I luoghi sono vivi, parte attiva dell’azione.
“Il paesaggio sembrava accompagnare nervosamente le ricerche della guardia costiera con repentini cambi di tempo e di luce. Dapprima un forte vento da est lavò il cielo, arricciando merletti di pizzo bianco sulle onde. Poi il sole virò a occidente e il profilo delle montagne si coricò, adagiandosi sul fiordo. Le ombre allungarono le dita sugli anfratti e le insenature. Lo stesso fecero le motovedette della polizia, che cercarono ovunque. Tuttavia, il resto del corpo non fu trovato.”
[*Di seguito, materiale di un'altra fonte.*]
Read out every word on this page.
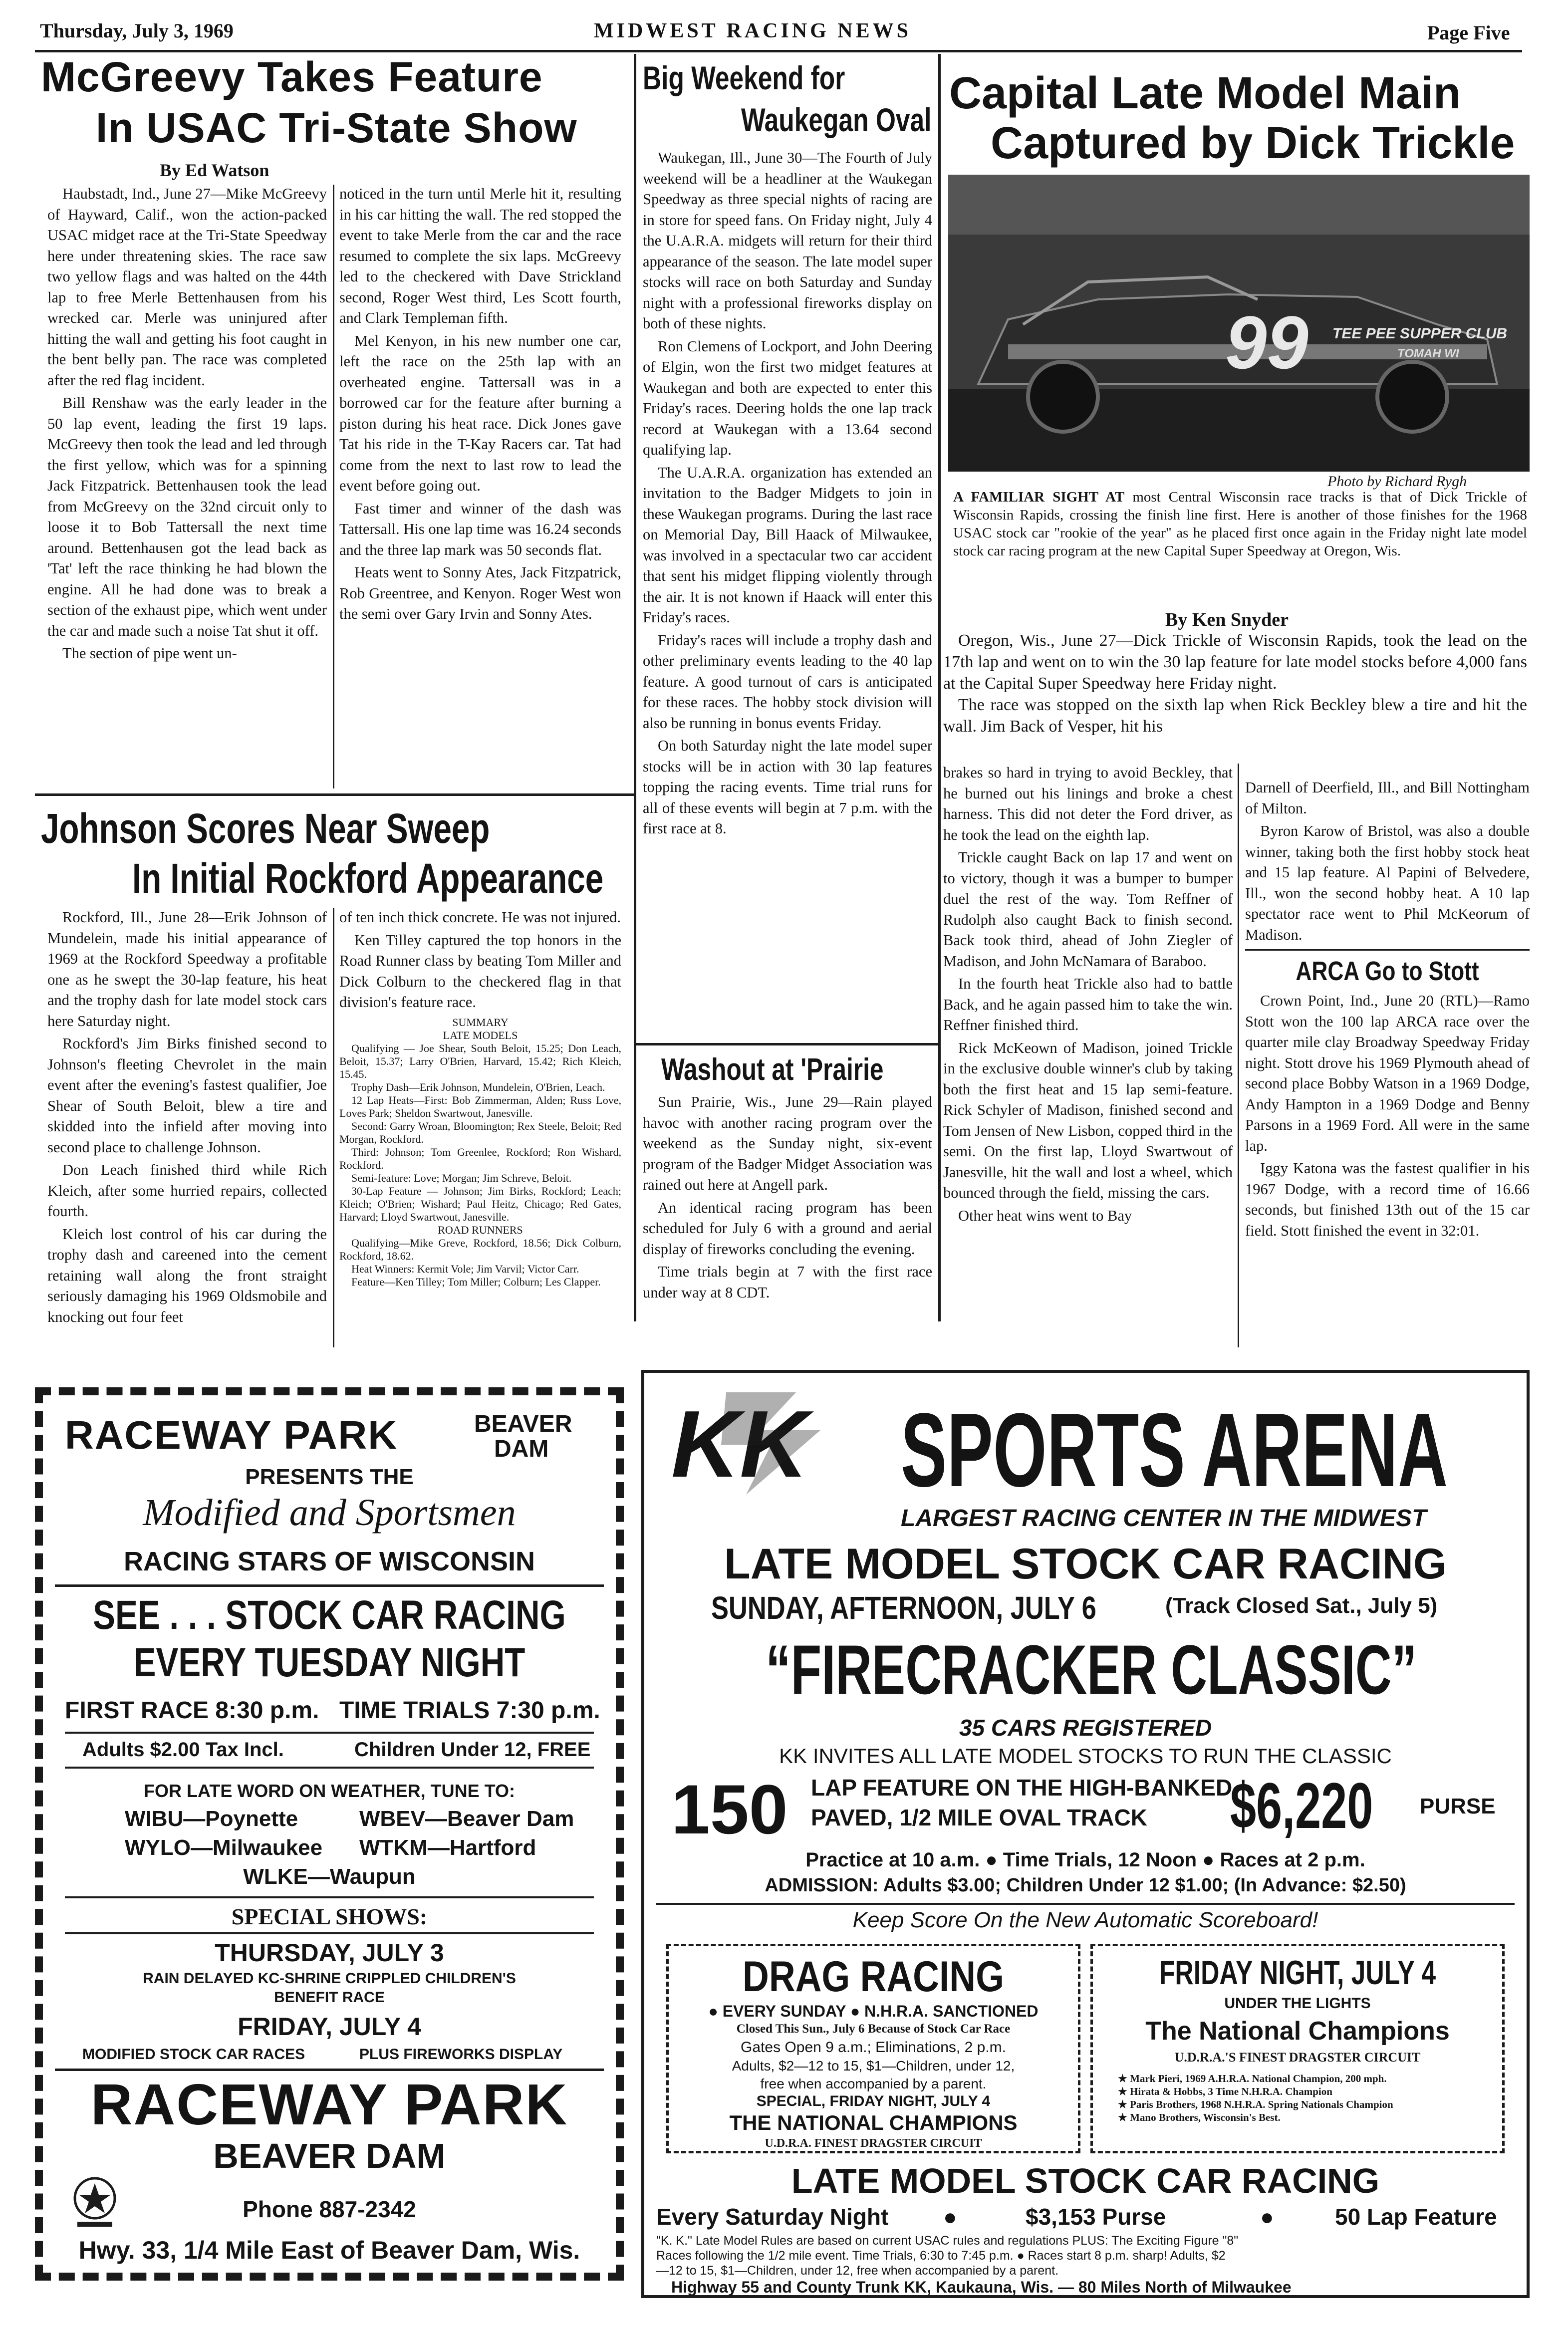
Thursday, July 3, 1969	MIDWEST RACING NEWS	Page Five
McGreevy Takes Feature
In USAC Tri-State Show
By Ed Watson

Haubstadt, Ind., June 27—Mike McGreevy of Hayward, Calif., won the action-packed USAC midget race at the Tri-State Speedway here under threatening skies. The race saw two yellow flags and was halted on the 44th lap to free Merle Bettenhausen from his wrecked car. Merle was uninjured after hitting the wall and getting his foot caught in the bent belly pan. The race was completed after the red flag incident.

Bill Renshaw was the early leader in the 50 lap event, leading the first 19 laps. McGreevy then took the lead and led through the first yellow, which was for a spinning Jack Fitzpatrick. Bettenhausen took the lead from McGreevy on the 32nd circuit only to loose it to Bob Tattersall the next time around. Bettenhausen got the lead back as 'Tat' left the race thinking he had blown the engine. All he had done was to break a section of the exhaust pipe, which went under the car and made such a noise Tat shut it off.

The section of pipe went un-

noticed in the turn until Merle hit it, resulting in his car hitting the wall. The red stopped the event to take Merle from the car and the race resumed to complete the six laps. McGreevy led to the checkered with Dave Strickland second, Roger West third, Les Scott fourth, and Clark Templeman fifth.

Mel Kenyon, in his new number one car, left the race on the 25th lap with an overheated engine. Tattersall was in a borrowed car for the feature after burning a piston during his heat race. Dick Jones gave Tat his ride in the T-Kay Racers car. Tat had come from the next to last row to lead the event before going out.

Fast timer and winner of the dash was Tattersall. His one lap time was 16.24 seconds and the three lap mark was 50 seconds flat.

Heats went to Sonny Ates, Jack Fitzpatrick, Rob Greentree, and Kenyon. Roger West won the semi over Gary Irvin and Sonny Ates.

Johnson Scores Near Sweep
In Initial Rockford Appearance

Rockford, Ill., June 28—Erik Johnson of Mundelein, made his initial appearance of 1969 at the Rockford Speedway a profitable one as he swept the 30-lap feature, his heat and the trophy dash for late model stock cars here Saturday night.

Rockford's Jim Birks finished second to Johnson's fleeting Chevrolet in the main event after the evening's fastest qualifier, Joe Shear of South Beloit, blew a tire and skidded into the infield after moving into second place to challenge Johnson.

Don Leach finished third while Rich Kleich, after some hurried repairs, collected fourth.

Kleich lost control of his car during the trophy dash and careened into the cement retaining wall along the front straight seriously damaging his 1969 Oldsmobile and knocking out four feet

of ten inch thick concrete. He was not injured.

Ken Tilley captured the top honors in the Road Runner class by beating Tom Miller and Dick Colburn to the checkered flag in that division's feature race.

SUMMARY
LATE MODELS
Qualifying — Joe Shear, South Beloit, 15.25; Don Leach, Beloit, 15.37; Larry O'Brien, Harvard, 15.42; Rich Kleich, 15.45.
Trophy Dash—Erik Johnson, Mundelein, O'Brien, Leach.
12 Lap Heats—First: Bob Zimmerman, Alden; Russ Love, Loves Park; Sheldon Swartwout, Janesville.
Second: Garry Wroan, Bloomington; Rex Steele, Beloit; Red Morgan, Rockford.
Third: Johnson; Tom Greenlee, Rockford; Ron Wishard, Rockford.
Semi-feature: Love; Morgan; Jim Schreve, Beloit.
30-Lap Feature — Johnson; Jim Birks, Rockford; Leach; Kleich; O'Brien; Wishard; Paul Heitz, Chicago; Red Gates, Harvard; Lloyd Swartwout, Janesville.
ROAD RUNNERS
Qualifying—Mike Greve, Rockford, 18.56; Dick Colburn, Rockford, 18.62.
Heat Winners: Kermit Vole; Jim Varvil; Victor Carr.
Feature—Ken Tilley; Tom Miller; Colburn; Les Clapper.
Big Weekend for
Waukegan Oval

Waukegan, Ill., June 30—The Fourth of July weekend will be a headliner at the Waukegan Speedway as three special nights of racing are in store for speed fans. On Friday night, July 4 the U.A.R.A. midgets will return for their third appearance of the season. The late model super stocks will race on both Saturday and Sunday night with a professional fireworks display on both of these nights.

Ron Clemens of Lockport, and John Deering of Elgin, won the first two midget features at Waukegan and both are expected to enter this Friday's races. Deering holds the one lap track record at Waukegan with a 13.64 second qualifying lap.

The U.A.R.A. organization has extended an invitation to the Badger Midgets to join in these Waukegan programs. During the last race on Memorial Day, Bill Haack of Milwaukee, was involved in a spectacular two car accident that sent his midget flipping violently through the air. It is not known if Haack will enter this Friday's races.

Friday's races will include a trophy dash and other preliminary events leading to the 40 lap feature. A good turnout of cars is anticipated for these races. The hobby stock division will also be running in bonus events Friday.

On both Saturday night the late model super stocks will be in action with 30 lap features topping the racing events. Time trial runs for all of these events will begin at 7 p.m. with the first race at 8.

Washout at 'Prairie

Sun Prairie, Wis., June 29—Rain played havoc with another racing program over the weekend as the Sunday night, six-event program of the Badger Midget Association was rained out here at Angell park.

An identical racing program has been scheduled for July 6 with a ground and aerial display of fireworks concluding the evening.

Time trials begin at 7 with the first race under way at 8 CDT.

Capital Late Model Main
Captured by Dick Trickle
99 TEE PEE SUPPER CLUB
TOMAH WI
Photo by Richard Rygh
A FAMILIAR SIGHT AT most Central Wisconsin race tracks is that of Dick Trickle of Wisconsin Rapids, crossing the finish line first. Here is another of those finishes for the 1968 USAC stock car "rookie of the year" as he placed first once again in the Friday night late model stock car racing program at the new Capital Super Speedway at Oregon, Wis.
By Ken Snyder

Oregon, Wis., June 27—Dick Trickle of Wisconsin Rapids, took the lead on the 17th lap and went on to win the 30 lap feature for late model stocks before 4,000 fans at the Capital Super Speedway here Friday night.

The race was stopped on the sixth lap when Rick Beckley blew a tire and hit the wall. Jim Back of Vesper, hit his

brakes so hard in trying to avoid Beckley, that he burned out his linings and broke a chest harness. This did not deter the Ford driver, as he took the lead on the eighth lap.

Trickle caught Back on lap 17 and went on to victory, though it was a bumper to bumper duel the rest of the way. Tom Reffner of Rudolph also caught Back to finish second. Back took third, ahead of John Ziegler of Madison, and John McNamara of Baraboo.

In the fourth heat Trickle also had to battle Back, and he again passed him to take the win. Reffner finished third.

Rick McKeown of Madison, joined Trickle in the exclusive double winner's club by taking both the first heat and 15 lap semi-feature. Rick Schyler of Madison, finished second and Tom Jensen of New Lisbon, copped third in the semi. On the first lap, Lloyd Swartwout of Janesville, hit the wall and lost a wheel, which bounced through the field, missing the cars.

Other heat wins went to Bay

Darnell of Deerfield, Ill., and Bill Nottingham of Milton.

Byron Karow of Bristol, was also a double winner, taking both the first hobby stock heat and 15 lap feature. Al Papini of Belvedere, Ill., won the second hobby heat. A 10 lap spectator race went to Phil McKeorum of Madison.

ARCA Go to Stott

Crown Point, Ind., June 20 (RTL)—Ramo Stott won the 100 lap ARCA race over the quarter mile clay Broadway Speedway Friday night. Stott drove his 1969 Plymouth ahead of second place Bobby Watson in a 1969 Dodge, Andy Hampton in a 1969 Dodge and Benny Parsons in a 1969 Ford. All were in the same lap.

Iggy Katona was the fastest qualifier in his 1967 Dodge, with a record time of 16.66 seconds, but finished 13th out of the 15 car field. Stott finished the event in 32:01.

RACEWAY PARK	BEAVER
DAM
PRESENTS THE
Modified and Sportsmen
RACING STARS OF WISCONSIN
SEE . . . STOCK CAR RACING
EVERY TUESDAY NIGHT
FIRST RACE 8:30 p.m. TIME TRIALS 7:30 p.m.
Adults $2.00 Tax Incl.	Children Under 12, FREE
FOR LATE WORD ON WEATHER, TUNE TO:
WIBU—Poynette	WBEV—Beaver Dam
WYLO—Milwaukee WTKM—Hartford
WLKE—Waupun
SPECIAL SHOWS:
THURSDAY, JULY 3
RAIN DELAYED KC-SHRINE CRIPPLED CHILDREN'S
BENEFIT RACE
FRIDAY, JULY 4
MODIFIED STOCK CAR RACES	PLUS FIREWORKS DISPLAY
RACEWAY PARK
BEAVER DAM
Phone 887-2342
Hwy. 33, 1/4 Mile East of Beaver Dam, Wis.
KK SPORTS ARENA
LARGEST RACING CENTER IN THE MIDWEST
LATE MODEL STOCK CAR RACING
SUNDAY, AFTERNOON, JULY 6	(Track Closed Sat., July 5)
“FIRECRACKER CLASSIC”
35 CARS REGISTERED
KK INVITES ALL LATE MODEL STOCKS TO RUN THE CLASSIC
150 LAP FEATURE ON THE HIGH-BANKED,
PAVED, 1/2 MILE OVAL TRACK $6,220 PURSE
Practice at 10 a.m. ● Time Trials, 12 Noon ● Races at 2 p.m.
ADMISSION: Adults $3.00; Children Under 12 $1.00; (In Advance: $2.50)
Keep Score On the New Automatic Scoreboard!
DRAG RACING
● EVERY SUNDAY ● N.H.R.A. SANCTIONED
Closed This Sun., July 6 Because of Stock Car Race
Gates Open 9 a.m.; Eliminations, 2 p.m.
Adults, $2—12 to 15, $1—Children, under 12,
free when accompanied by a parent.
SPECIAL, FRIDAY NIGHT, JULY 4
THE NATIONAL CHAMPIONS
U.D.R.A. FINEST DRAGSTER CIRCUIT
FRIDAY NIGHT, JULY 4
UNDER THE LIGHTS
The National Champions
U.D.R.A.'S FINEST DRAGSTER CIRCUIT
★ Mark Pieri, 1969 A.H.R.A. National Champion, 200 mph.
★ Hirata & Hobbs, 3 Time N.H.R.A. Champion
★ Paris Brothers, 1968 N.H.R.A. Spring Nationals Champion
★ Mano Brothers, Wisconsin's Best.
LATE MODEL STOCK CAR RACING
Every Saturday Night ●	$3,153 Purse	●	50 Lap Feature
"K. K." Late Model Rules are based on current USAC rules and regulations PLUS: The Exciting Figure "8"
Races following the 1/2 mile event. Time Trials, 6:30 to 7:45 p.m. ● Races start 8 p.m. sharp! Adults, $2
—12 to 15, $1—Children, under 12, free when accompanied by a parent.
Highway 55 and County Trunk KK, Kaukauna, Wis. — 80 Miles North of Milwaukee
Le descrizioni sono numerose e l’autore ricorre frequentemente a metafore (“Il mare si fece specchio sotto nuvole di panna” / “Il cielo, ripulito da un vento di tramontana freddo e asciutto, era un catino nero colmo di stelle”), adoperate sia per tratteggiare il paesaggio che per dare spessore a un’immagine, quasi che si potesse toccare.
L’epilogo ci porta a confrontarci con un tema, caro al thriller psicologico, che non è nuovo alla narrativa di genere ma che è sfruttato dall’autore con maestria, tanto che il lettore non riesce a decifrare completamente l’enigma finché la soluzione non viene rivelata.
La sorpresa è assoluta, per cui l’obiettivo può senz’altro ritenersi raggiunto, ma la storia non finisce nel momento in cui l’assassino viene assicurato alla giustizia: il primo capitolo ci ha mostrato l’ispettore Morgen in procinto di suicidarsi ed è noto che, se una scena viene descritta, deve avere un senso nell’economia della trama.
La chiusura è un’analogia tra la vita dell’uomo e il mondo animale, per l’esattezza quello marino, in linea con l’intera impalcatura del romanzo e con l’attitudine stessa dell’autore.
“Si era convinto di non avere scampo, e invece era finito in una trappola d’aria. Nessuno gli impediva di uscire, eppure da solo non ce la poteva fare.”
Adesso che sappiamo che Marcus ha ritrovato un motivo per vivere, possiamo lasciarlo andare, chiudere il libro e passare alla prossima avventura.